Leitsatz (amtlich)
Ein Nachentrichtungsrecht nach AnVNG Art 2 § 44a Abs 3 S 1 (= ArVNG Art 2 § 46 Abs 3 S 1) für ein als Voraussetzung für die Zulassung zur Ausbildung als medizinisch-technische Assistentin gefordertes "Haushaltsjahr" besteht nur dann, wenn nach der zur damaligen Zeit bestehenden Praxis diese Zeit wegen ihres Zusammenhangs mit der wissenschaftlichen Ausbildung als versicherungsfrei angesehen wurde (Fortführung von BSG vom 31.5.1978 12 RK 62/76 = SozR 5750 Art 2 § 46 Nr 3).
Normenkette
ArVNG Art 2 § 46 Abs 3 S 1 Fassung: 1972-10-16; AnVNG Art 2 § 44a Abs 3 S 1 Fassung: 1972-10-16; AVG § 12 Nr 4
Verfahrensgang
LSG Baden-Württemberg (Entscheidung vom 01.04.1985; Aktenzeichen L 10 An 2858/84) |
SG Karlsruhe (Entscheidung vom 09.10.1984; Aktenzeichen S 9 An 2069/83) |
Tatbestand
Die Beteiligten streiten darüber, ob die Klägerin nach Art 2 § 44a Abs 3 Satz 1 des Angestelltenversicherungs-Neuregelungsgesetzes (AnVNG) Beiträge für ein Jahr nachentrichten darf, das sie als Voraussetzung für die Ausbildung als medizinisch-technische Assistentin in einem Haushalt abgeleistet hat (15. August 1951 bis 31. Juli 1952); in diesem Jahr war sie ihrer Ansicht nach gem § 12 Nr 4 des Angestelltenversicherungsgesetzes (AVG) in der vor 1957 in der amerikanischen Zone geltenden Fassung (aF) wegen "wissenschaftlicher Ausbildung" versicherungsfrei.

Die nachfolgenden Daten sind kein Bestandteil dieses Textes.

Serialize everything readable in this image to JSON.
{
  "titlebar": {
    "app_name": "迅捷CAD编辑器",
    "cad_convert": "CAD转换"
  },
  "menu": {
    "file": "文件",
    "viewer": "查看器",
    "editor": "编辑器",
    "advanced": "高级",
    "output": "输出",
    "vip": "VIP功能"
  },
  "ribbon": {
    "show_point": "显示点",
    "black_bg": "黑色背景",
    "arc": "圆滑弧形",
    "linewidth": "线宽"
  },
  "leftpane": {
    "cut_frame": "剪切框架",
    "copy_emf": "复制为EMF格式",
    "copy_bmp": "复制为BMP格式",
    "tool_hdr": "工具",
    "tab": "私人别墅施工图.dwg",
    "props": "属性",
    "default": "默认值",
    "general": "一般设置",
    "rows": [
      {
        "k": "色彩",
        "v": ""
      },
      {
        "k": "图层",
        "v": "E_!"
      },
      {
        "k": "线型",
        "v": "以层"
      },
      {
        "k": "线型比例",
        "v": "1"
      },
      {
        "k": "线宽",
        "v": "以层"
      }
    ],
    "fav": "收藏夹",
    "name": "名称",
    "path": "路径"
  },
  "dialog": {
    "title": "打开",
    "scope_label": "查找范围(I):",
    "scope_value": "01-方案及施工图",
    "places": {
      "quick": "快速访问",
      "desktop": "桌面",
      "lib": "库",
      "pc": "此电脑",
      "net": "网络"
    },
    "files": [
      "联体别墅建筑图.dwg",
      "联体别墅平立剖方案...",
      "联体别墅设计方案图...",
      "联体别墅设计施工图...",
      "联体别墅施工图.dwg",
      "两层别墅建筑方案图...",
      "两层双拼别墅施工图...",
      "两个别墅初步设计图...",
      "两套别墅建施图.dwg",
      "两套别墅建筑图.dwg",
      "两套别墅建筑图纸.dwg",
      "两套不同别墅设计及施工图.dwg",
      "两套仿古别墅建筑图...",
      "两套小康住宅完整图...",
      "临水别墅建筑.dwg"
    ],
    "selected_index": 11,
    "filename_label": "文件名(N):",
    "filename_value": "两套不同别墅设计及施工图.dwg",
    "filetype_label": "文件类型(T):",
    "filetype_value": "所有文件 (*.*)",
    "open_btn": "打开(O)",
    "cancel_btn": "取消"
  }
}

Die Beklagte hat die Zeit des Besuchs einer Staatlich anerkannten Lehranstalt für technische Assistenten in der Medizin in Tübingen vom 1. Oktober 1952 bis 28. September 1954 als Ausfallzeit vorgemerkt, jedoch für die Tätigkeit der Klägerin in einem Haushalt in der Zeit vom 15. August 1951 bis 31. Juli 1952 die Wiederherstellung von Versicherungsunterlagen abgelehnt (Bescheid vom 22. Juli 1982). Mit weiterem Bescheid vom 6. April 1983 lehnte die Beklagte außerdem den Antrag der Klägerin auf Nachentrichtung von Beiträgen nach Art 2 § 44a AnVNG für die Zeit der Haushaltstätigkeit ab. Gegen beide Bescheide wurde erfolglos Widerspruch eingelegt (Widerspruchsbescheid vom 15. Juli 1983).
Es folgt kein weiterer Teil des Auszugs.